Greensburg B&N book signing Friday w/ all my Inverted Jennys!

Pack up the sleeping bags, the inflatable air mattresses and your long john jammies. Temperatures are expected to dip below freezing tonight and that cement sidewalk can chill your bones.

What’s the occasion?

I’m signing books Friday from 4 to 8 p.m. at the Greensburg Barnes & Noble!

What? You were expecting Springsteen tickets?

Other writers may post Facebook notes politely asking friends to share news of their book signings and maybe make time to stop by.

That’s not good enough for me.

I want riots, stampedes, hysterical teens dancing on flaming couches.

And what do I intend to do to warrant such newsworthy commotion?

I promise to wear all those crazy rubber band bracelets my daughters have made for me the past three months.

And nothing else!

Fear not. The girls are so industrious with their looms not a speck of flesh will be exposed. I’ll look like a rainbow-colored Michelin Man. You can toss me off the roof and I won’t stop bouncing until I’m clear past the Red Lobster.

Any other reason why anyone should show up?

Yes! The store has about 30 collector’s edition copies of what will go down in history as the “Inverted Jenny” of “Use All The Crayons!

The Inverted Jenny is the famous 1918 postage stamp that featured an upside down airplane. The image represents the most famous mistake in stamp history.
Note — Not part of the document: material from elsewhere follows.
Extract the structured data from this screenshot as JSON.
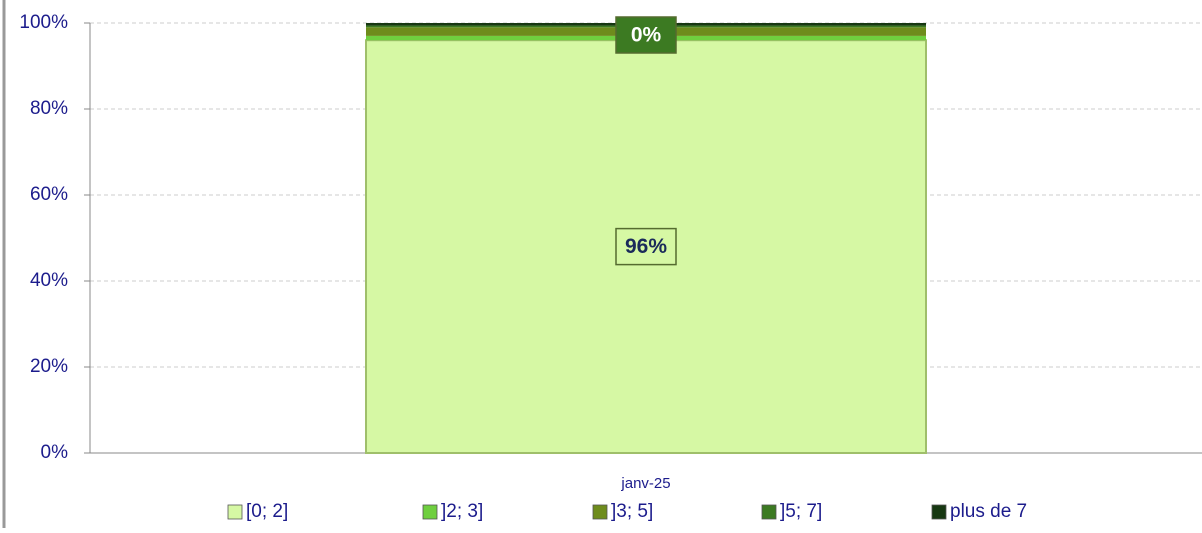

One mint-conditioned rarity in 2007 was auctioned for $977,500 or about what every single Forever Stamp today would need to sell for the USPS to turn a profit.

As I’ve mentioned, the book’s done so well that the publishing entity gave it a second print makeover and is lavishing it with more than $4,000 worth of marketing and promotional oomph. It’s being entered in award contests and presented to top book buyers who’ll decide if it’s worthy of national distribution.
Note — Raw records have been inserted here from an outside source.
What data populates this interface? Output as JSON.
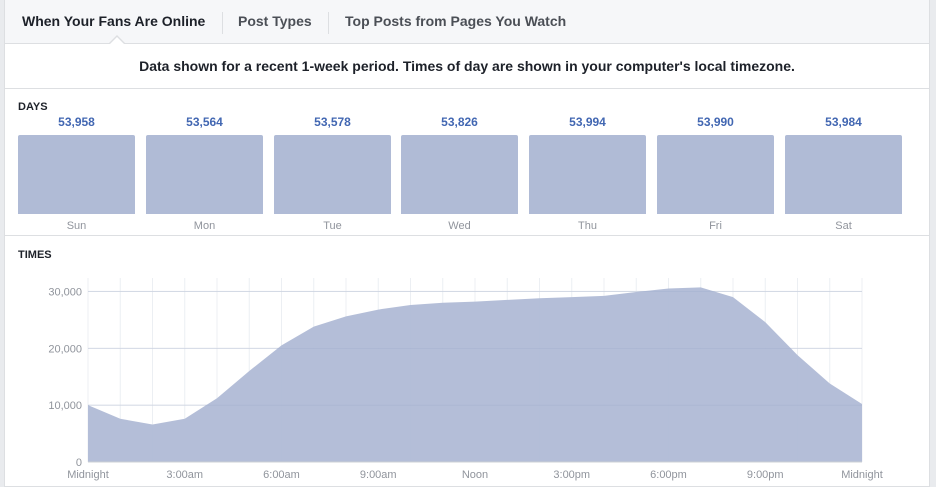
{
  "tabs": [
    {
      "label": "When Your Fans Are Online",
      "active": true
    },
    {
      "label": "Post Types",
      "active": false
    },
    {
      "label": "Top Posts from Pages You Watch",
      "active": false
    }
  ],
  "notice": "Data shown for a recent 1-week period. Times of day are shown in your computer's local timezone.",
  "days_section": {
    "title": "DAYS",
    "days": [
      {
        "label": "Sun",
        "value": "53,958"
      },
      {
        "label": "Mon",
        "value": "53,564"
      },
      {
        "label": "Tue",
        "value": "53,578"
      },
      {
        "label": "Wed",
        "value": "53,826"
      },
      {
        "label": "Thu",
        "value": "53,994"
      },
      {
        "label": "Fri",
        "value": "53,990"
      },
      {
        "label": "Sat",
        "value": "53,984"
      }
    ]
  },
  "times_section": {
    "title": "TIMES"
  },
  "colors": {
    "accent": "#4267b2",
    "bar": "#b0bbd6",
    "area": "#b0bbd6"
  },
  "chart_data": {
    "type": "area",
    "title": "TIMES",
    "x": [
      0,
      1,
      2,
      3,
      4,
      5,
      6,
      7,
      8,
      9,
      10,
      11,
      12,
      13,
      14,
      15,
      16,
      17,
      18,
      19,
      20,
      21,
      22,
      23,
      24
    ],
    "xticks": [
      {
        "hour": 0,
        "label": "Midnight"
      },
      {
        "hour": 3,
        "label": "3:00am"
      },
      {
        "hour": 6,
        "label": "6:00am"
      },
      {
        "hour": 9,
        "label": "9:00am"
      },
      {
        "hour": 12,
        "label": "Noon"
      },
      {
        "hour": 15,
        "label": "3:00pm"
      },
      {
        "hour": 18,
        "label": "6:00pm"
      },
      {
        "hour": 21,
        "label": "9:00pm"
      },
      {
        "hour": 24,
        "label": "Midnight"
      }
    ],
    "yticks": [
      {
        "value": 0,
        "label": "0"
      },
      {
        "value": 10000,
        "label": "10,000"
      },
      {
        "value": 20000,
        "label": "20,000"
      },
      {
        "value": 30000,
        "label": "30,000"
      }
    ],
    "ylim": [
      0,
      32000
    ],
    "values": [
      10000,
      7600,
      6600,
      7600,
      11200,
      16000,
      20500,
      23800,
      25600,
      26800,
      27600,
      28000,
      28200,
      28500,
      28800,
      29000,
      29200,
      29900,
      30500,
      30700,
      29000,
      24600,
      18800,
      13800,
      10200
    ],
    "grid": true
  }
}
The biggest change is apparent on the back cover bio that hypes all the magazines for whom I’ve written. All the changes turned out to be very painstaking. That’s why I was so deflated when they sent me for approval the very first copy of what the “new” book.

See, I’d added two lines. The first line immediately after the listed magazines is: “He’ll write for anyone who pays him.”

Somehow the key second line was not there. That line is: “He is a PROSEtitute.”

I was crestfallen because the first doesn’t work without the second. Without the punchline, the first line makes me look like a money-grubbing hack, which I most definitely am not, even though my wife, I’m sure, wishes I were.

This pushed back the book’s re-release by about two weeks.

But the Greensburg Barnes & Noble sells so many copies of the book -- and the fact leaves me overjoyed -- an order for 30 snuck in between corrections.

Thus, my Inverted Jenny.

I’m not saying it’ll be worth $977,500 in year 2108, but there’s a chance it’ll be worth maybe double what 24 used copies are right now being offered for on Amazon.

So that means one day the books could be worth two pennies!

The book has come so far in just one year -- and thank you one and all for helping make that happen.

Just last year I was actually including in promotional material the line, “I can’t promise you’ll enjoy “Use All The Crayons!” but we’re pretty sure it won’t make your head hurt!”

Now, thanks to so many of you, I simply tell people that everyone loves my book.

Saying so used to make me uncomfortable, as it sounds so conceited. No more.

Now I know I’m merely telling the truth.

So everybody, one and all, please stop by and buy a book for a friend. They’ll love it, I swear. Or maybe stop by and say hello.

And I have one additional request: Everyone bring along at least one nimble friend named Jenny so I can stand them all on their heads.

I’ll post the picture on my website over the caption, “Chris Rodell and all his inverted Jennys!”

It promises to be another triumph for what was one of the world’s most rejected books and further evidence that with a good idea and the support of friends and loved ones it’s still possible to turn the book industry on its head.